Marya faltered and cast down her eyes. She could not say it, could not begin to bring herself to say the name Ivan in the presence of her husband. But he guessed it. He saw it caught in her mouth like a fish hook. They had been married a long time. Koschei’s black eyes flared fury; his jaw clenched, just like hers. What mirrors we are, set to face each other, reflecting desire.

“You would not do that to me, would you, Masha? Tell me he is Dmitri Grigorovich. Tell me he is Leonid Belyayev. Tell me his name is Priapus and you could not resist him. But my wife would not bring an Ivan into my house; she would not stab me so, through the neck.”

“I thought there were no rules between us,” Marya answered softly, somewhat embarrassed to discuss it in front of Ivan himself, who was no part of their marriage, and should not hear its private arrangements.

Koschei blinked twice and straightened his back, crow-hunched with resentment.

“Of course you are right, wife. I have forgotten myself. What is a name? Nothing and no one. I am a silly old man.” His smile froze on his perfect face, the youthful curve of his jaw, his eyes not even a little wrinkled with age. He remained utterly the man who had appeared on Marya’s doorstep with stars in his hair. “You must bring your friend to dinner, and we will discuss our options, with regard to the war.”
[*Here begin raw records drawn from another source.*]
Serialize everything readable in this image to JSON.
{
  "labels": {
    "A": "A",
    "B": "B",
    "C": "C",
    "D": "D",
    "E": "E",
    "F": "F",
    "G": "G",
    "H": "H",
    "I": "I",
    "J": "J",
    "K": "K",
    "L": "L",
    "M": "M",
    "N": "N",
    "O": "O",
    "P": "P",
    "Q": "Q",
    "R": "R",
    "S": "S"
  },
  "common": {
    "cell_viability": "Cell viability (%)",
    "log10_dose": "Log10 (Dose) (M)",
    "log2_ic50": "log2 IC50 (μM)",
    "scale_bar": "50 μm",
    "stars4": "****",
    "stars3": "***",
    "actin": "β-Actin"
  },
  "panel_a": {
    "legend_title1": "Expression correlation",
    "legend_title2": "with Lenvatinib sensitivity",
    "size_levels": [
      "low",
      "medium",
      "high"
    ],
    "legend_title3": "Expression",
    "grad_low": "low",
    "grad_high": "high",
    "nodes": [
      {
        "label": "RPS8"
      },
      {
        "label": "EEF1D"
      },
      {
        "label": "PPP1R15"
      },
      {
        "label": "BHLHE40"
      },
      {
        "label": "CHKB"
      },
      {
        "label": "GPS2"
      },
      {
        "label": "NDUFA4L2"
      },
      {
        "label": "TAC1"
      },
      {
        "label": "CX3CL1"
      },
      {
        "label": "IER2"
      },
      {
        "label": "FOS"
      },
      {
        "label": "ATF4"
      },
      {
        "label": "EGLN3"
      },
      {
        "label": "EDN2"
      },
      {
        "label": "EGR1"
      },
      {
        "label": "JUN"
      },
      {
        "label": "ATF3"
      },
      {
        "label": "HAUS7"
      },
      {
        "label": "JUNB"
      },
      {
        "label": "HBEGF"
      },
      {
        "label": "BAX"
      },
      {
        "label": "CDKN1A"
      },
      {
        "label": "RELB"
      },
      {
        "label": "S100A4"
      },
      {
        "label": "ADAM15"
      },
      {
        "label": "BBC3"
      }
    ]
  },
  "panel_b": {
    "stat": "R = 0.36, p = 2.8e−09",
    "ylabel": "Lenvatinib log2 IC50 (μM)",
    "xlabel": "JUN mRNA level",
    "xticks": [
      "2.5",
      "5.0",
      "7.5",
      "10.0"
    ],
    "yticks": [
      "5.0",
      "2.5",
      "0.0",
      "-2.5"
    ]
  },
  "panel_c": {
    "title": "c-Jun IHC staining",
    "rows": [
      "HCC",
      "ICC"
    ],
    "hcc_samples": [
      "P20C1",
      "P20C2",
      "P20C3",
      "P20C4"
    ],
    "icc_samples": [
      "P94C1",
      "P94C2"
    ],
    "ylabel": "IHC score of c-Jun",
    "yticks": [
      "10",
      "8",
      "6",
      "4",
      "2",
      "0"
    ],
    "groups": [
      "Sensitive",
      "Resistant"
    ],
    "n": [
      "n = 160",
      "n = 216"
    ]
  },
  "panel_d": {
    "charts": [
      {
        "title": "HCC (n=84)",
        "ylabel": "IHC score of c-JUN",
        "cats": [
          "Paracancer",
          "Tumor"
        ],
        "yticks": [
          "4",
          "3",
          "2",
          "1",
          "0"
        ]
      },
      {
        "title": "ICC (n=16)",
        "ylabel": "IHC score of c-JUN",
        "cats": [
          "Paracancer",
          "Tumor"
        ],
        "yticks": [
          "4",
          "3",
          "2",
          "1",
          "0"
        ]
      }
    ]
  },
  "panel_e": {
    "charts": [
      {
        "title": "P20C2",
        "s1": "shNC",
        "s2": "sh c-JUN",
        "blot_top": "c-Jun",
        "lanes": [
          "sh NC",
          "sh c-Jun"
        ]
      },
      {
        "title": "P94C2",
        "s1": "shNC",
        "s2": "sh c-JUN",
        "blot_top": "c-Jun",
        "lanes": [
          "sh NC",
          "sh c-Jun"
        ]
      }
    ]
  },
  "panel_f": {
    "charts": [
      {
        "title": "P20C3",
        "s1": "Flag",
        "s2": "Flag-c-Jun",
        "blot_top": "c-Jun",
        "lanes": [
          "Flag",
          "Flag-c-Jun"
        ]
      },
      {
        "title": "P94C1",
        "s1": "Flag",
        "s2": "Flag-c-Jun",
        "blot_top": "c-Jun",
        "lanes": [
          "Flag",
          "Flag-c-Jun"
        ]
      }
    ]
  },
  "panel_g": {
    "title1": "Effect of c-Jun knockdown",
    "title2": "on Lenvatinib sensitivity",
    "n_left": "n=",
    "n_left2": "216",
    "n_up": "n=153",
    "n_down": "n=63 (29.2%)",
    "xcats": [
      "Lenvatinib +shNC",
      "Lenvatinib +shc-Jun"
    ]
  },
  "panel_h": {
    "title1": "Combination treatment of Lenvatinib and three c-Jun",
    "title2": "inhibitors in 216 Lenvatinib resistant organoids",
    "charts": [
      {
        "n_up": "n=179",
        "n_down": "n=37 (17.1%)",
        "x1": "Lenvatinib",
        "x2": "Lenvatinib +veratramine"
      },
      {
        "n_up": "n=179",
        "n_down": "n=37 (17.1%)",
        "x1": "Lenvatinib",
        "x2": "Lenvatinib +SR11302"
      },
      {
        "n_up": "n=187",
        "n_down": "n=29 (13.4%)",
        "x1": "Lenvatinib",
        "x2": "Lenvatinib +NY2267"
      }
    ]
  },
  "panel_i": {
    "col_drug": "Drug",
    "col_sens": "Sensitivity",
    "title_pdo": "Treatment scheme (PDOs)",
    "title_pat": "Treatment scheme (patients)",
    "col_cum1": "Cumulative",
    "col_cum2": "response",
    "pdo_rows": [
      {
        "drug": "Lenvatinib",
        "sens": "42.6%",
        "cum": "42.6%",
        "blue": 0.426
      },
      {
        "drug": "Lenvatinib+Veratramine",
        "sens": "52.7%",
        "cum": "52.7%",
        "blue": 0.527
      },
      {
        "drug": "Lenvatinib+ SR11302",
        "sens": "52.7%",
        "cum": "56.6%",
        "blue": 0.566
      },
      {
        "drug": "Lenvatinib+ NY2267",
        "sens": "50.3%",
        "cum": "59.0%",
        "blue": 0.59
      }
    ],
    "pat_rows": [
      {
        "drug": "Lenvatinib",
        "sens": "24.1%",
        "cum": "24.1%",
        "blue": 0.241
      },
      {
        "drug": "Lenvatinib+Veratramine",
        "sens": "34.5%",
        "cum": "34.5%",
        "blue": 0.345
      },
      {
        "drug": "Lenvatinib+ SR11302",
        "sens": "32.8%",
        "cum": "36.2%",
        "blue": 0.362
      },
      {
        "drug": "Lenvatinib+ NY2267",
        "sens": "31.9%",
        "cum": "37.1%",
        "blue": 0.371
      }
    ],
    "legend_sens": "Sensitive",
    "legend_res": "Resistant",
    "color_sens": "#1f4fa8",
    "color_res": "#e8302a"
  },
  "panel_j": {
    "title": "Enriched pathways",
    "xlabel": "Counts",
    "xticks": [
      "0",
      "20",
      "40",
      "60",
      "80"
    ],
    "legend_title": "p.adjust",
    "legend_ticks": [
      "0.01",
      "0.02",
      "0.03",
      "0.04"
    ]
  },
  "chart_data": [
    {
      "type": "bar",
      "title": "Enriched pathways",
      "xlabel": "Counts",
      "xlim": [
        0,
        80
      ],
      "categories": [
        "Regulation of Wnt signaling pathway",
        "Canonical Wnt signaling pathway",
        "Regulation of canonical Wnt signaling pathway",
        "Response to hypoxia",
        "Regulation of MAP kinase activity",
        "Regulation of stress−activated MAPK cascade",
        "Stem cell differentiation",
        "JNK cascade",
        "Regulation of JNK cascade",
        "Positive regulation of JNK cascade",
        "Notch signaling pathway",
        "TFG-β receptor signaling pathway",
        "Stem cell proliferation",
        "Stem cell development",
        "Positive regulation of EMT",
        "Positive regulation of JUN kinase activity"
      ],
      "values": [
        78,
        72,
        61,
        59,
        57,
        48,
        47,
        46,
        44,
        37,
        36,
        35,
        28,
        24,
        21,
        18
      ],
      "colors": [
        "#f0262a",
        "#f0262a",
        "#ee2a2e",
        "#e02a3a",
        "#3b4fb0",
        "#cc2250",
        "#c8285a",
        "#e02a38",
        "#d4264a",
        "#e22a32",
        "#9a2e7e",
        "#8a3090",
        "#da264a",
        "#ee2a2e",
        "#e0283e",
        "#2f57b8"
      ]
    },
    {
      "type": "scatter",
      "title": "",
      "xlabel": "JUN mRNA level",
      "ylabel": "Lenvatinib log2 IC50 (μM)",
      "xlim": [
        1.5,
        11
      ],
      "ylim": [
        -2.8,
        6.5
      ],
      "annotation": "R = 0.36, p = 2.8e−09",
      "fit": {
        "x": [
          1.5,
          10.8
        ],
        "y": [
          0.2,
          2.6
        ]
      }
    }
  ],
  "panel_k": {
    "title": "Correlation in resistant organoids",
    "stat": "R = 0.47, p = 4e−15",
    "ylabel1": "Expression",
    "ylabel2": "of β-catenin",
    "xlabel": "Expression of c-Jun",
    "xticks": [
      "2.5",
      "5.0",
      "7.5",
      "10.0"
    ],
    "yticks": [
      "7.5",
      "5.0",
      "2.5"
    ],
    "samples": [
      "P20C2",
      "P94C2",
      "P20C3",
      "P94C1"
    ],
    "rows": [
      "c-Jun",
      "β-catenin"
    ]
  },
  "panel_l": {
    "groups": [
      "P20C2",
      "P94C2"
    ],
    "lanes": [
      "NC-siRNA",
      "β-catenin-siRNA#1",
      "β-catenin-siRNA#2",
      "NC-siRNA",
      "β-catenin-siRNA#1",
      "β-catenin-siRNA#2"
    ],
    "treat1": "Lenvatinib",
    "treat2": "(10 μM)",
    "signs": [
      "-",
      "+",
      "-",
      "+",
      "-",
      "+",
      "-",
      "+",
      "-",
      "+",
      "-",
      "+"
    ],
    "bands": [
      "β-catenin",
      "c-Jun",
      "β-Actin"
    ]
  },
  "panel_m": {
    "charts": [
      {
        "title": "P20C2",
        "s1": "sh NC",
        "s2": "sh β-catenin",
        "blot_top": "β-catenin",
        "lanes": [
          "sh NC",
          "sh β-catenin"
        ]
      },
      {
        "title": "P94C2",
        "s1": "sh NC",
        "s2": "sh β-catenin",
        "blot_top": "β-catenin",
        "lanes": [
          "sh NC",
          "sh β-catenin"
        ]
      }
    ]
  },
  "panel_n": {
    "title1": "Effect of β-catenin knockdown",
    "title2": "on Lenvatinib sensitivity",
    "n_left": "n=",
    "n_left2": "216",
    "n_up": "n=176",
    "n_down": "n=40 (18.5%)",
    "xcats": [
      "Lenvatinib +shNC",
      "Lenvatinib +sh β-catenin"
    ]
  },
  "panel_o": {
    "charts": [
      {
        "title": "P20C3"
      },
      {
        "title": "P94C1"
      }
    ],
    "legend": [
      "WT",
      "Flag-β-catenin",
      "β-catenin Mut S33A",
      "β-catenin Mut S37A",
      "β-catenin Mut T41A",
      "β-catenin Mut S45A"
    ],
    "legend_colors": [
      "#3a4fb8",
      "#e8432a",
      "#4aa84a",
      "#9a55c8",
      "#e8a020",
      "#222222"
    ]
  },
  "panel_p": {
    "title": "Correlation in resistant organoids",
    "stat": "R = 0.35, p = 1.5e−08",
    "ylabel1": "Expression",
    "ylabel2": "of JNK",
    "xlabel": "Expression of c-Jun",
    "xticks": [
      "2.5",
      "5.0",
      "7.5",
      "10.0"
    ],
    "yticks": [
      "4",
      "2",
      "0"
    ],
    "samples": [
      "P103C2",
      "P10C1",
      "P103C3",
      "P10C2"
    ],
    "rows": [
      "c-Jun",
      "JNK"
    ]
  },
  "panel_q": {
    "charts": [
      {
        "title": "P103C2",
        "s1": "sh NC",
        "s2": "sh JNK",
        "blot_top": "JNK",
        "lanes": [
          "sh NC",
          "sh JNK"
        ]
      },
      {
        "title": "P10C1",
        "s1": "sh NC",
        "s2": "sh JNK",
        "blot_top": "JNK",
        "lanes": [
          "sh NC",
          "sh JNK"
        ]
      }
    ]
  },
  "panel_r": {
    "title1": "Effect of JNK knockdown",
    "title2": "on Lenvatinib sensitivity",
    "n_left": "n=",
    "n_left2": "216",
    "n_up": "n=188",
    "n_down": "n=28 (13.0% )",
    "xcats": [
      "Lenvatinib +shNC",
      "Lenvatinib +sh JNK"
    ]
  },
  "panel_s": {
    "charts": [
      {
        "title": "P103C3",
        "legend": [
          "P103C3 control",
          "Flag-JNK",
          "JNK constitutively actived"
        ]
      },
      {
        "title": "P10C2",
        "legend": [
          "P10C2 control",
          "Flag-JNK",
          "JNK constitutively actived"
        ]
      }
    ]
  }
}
The Tsar of Life turned on one shining black heel and strode toward his palace. Over his shoulder he called, “Oh, have a care not to walk on the right side of the road. We lost it while you were gone.”

Marya brought her hand to her mouth. She had not seen it. How could she have missed it? A long black strip ran down Skorohodnaya Road. In the darkness, silver pricked like stars.

* * *

Koschei served them himself: pheasant on a black platter; diamond goblets of colorless wine; two loaves of bread, one dark and one pale; pears poached in a fragrant sauce Marya did not recognize. A mound of shining butter rested in front of Ivan’s seat with a small golden knife sunk into it. Marya wore a long black dress, its silk bodice scooping well below her neckline, its gems winking. Koschei loved it specially, and she wished to make peace. You look like a winter night, he had told her when he had given it to her. I could sleep inside the cold of you. She tried not to look at either of the men.

“Eat,” Koschei said tonelessly. “You will need strength for the road.”

Ivan folded his hands in his lap. “I … I don’t think I ought to eat your food, Comrade,” he said shakily.

Koschei sneered at him. “Why not? You have already supped at my table, tasted my wife. I can smell it on both of you, like perfume so sweet it sickens.”